People like Akki Patel stepped into their entrepreneurial journeys one business at a time. In Patel’s case, he’s been able to turn the momentum he created from owning a single restaurant into a company that at one time owned and operated over 300 dining establishments. Starting small makes it easier to achieve the success that propels growth.

2. Starting Small Prevents Inertia

Beyond boosting momentum, starting small can prevent getting stuck, which is something that can easily happen if you are overwhelmed by taking on too much, too fast. If you’re attempting to accomplish more than you can handle or working with overly tight deadlines, you’re in danger of simply freezing where you stand, unable to act or react because you’ve stalled out. Tackling your goals in smaller steps makes it easier to keep putting one foot in front of the other.

3. Starting Small Is More Efficient

From exercising to cooking to painting your home, it’s hard to think of any task which isn’t best handled by working smarter, not harder. It’s the same for launching a business; if you can expend less energy and time accomplishing your goals, you’ll establish a pace at which you can reasonably grow.

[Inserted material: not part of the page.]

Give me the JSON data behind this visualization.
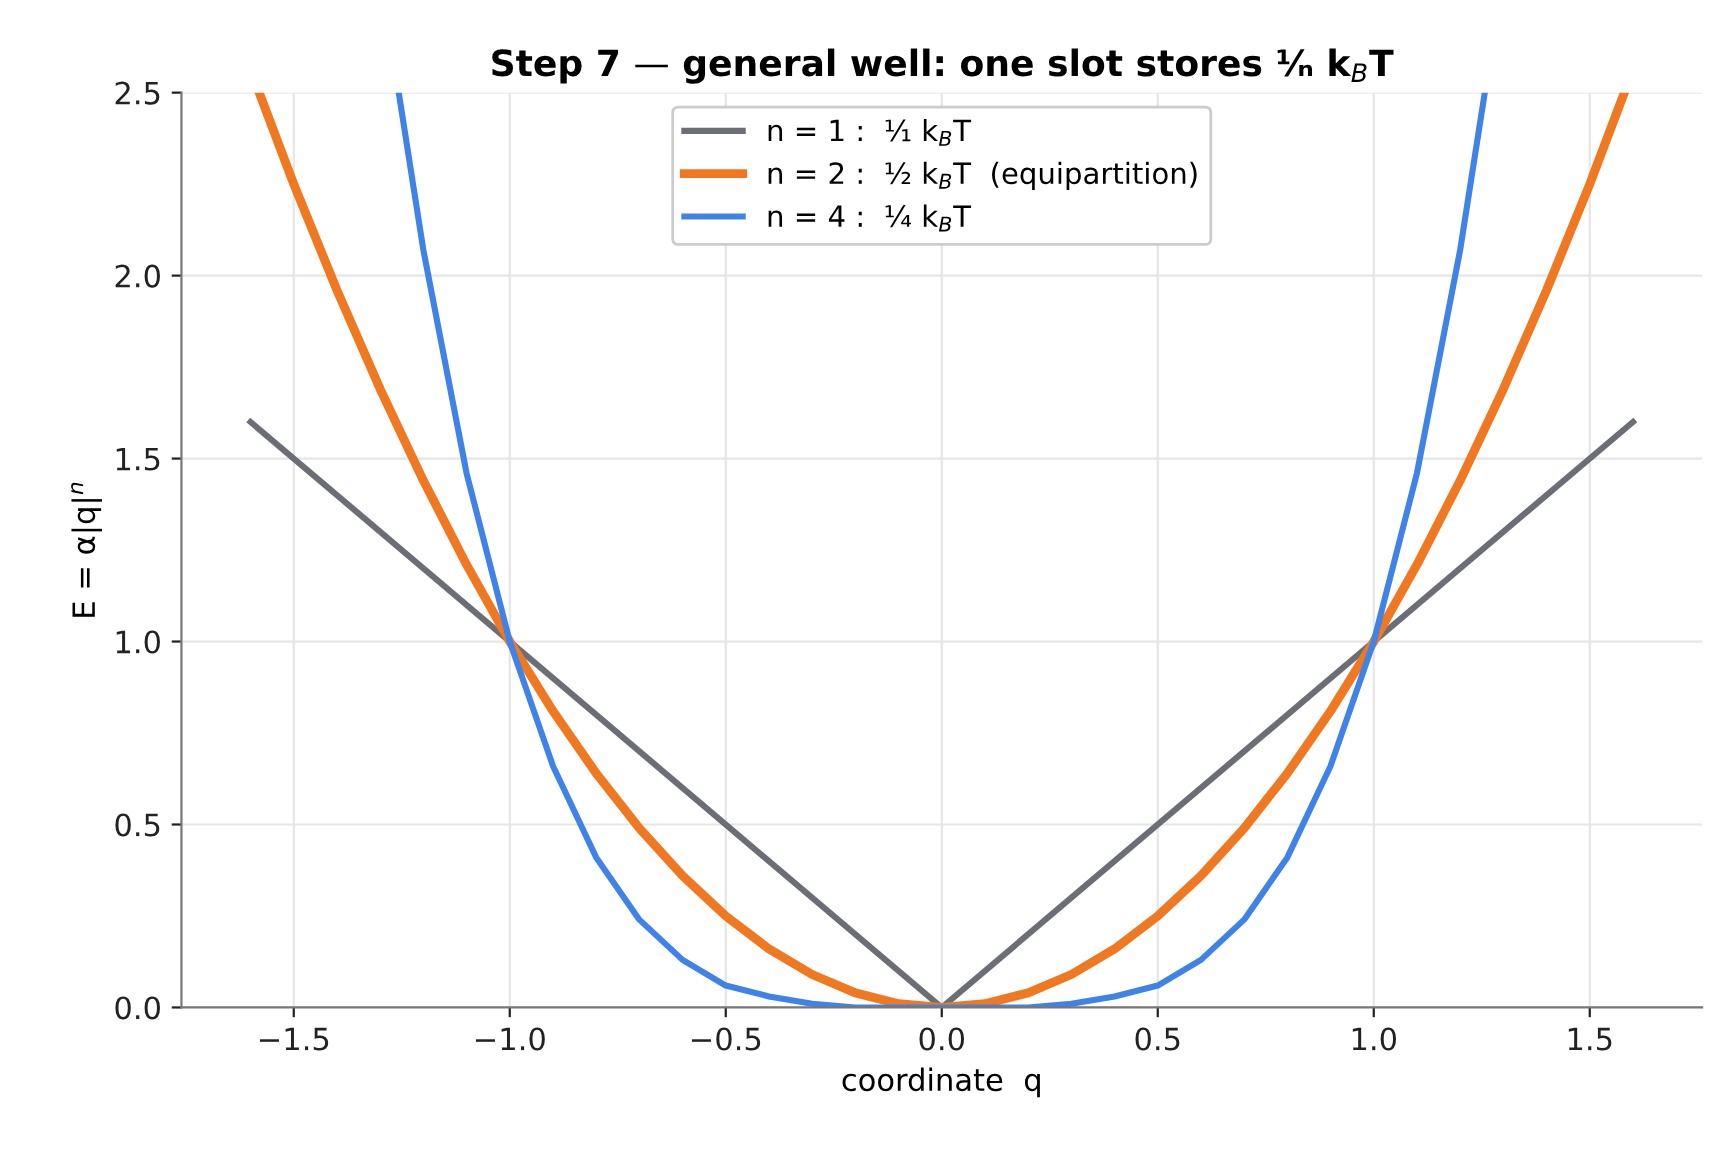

Working too hard is often worse than not working hard enough, because the work you do when you go all-out is often about doing more rather than doing things right.

4. Starting Small Makes You More Flexible

Although you may have done thorough research and planning, you really never know how a business is going to go until you launch. By starting small, you’ll be able to test the waters without diving in too deeply, so you can easily gauge what’s working and what isn’t. A modest beginning will offer you more space in which to pivot and make any necessary changes more easily. If you’ve committed a lot of resources to doing things a certain way, you’ll find that it can be much harder to have the flexibility required to recalibrate.

From building momentum so you don’t freeze in your tracks to improving efficiency and flexibility, there are a lot of smart reasons to start small when launching a business. Many top entrepreneurs have achieved what they have by embracing the opportunity to learn and adapt as they go, rather than starting too big and blowing their chance at success.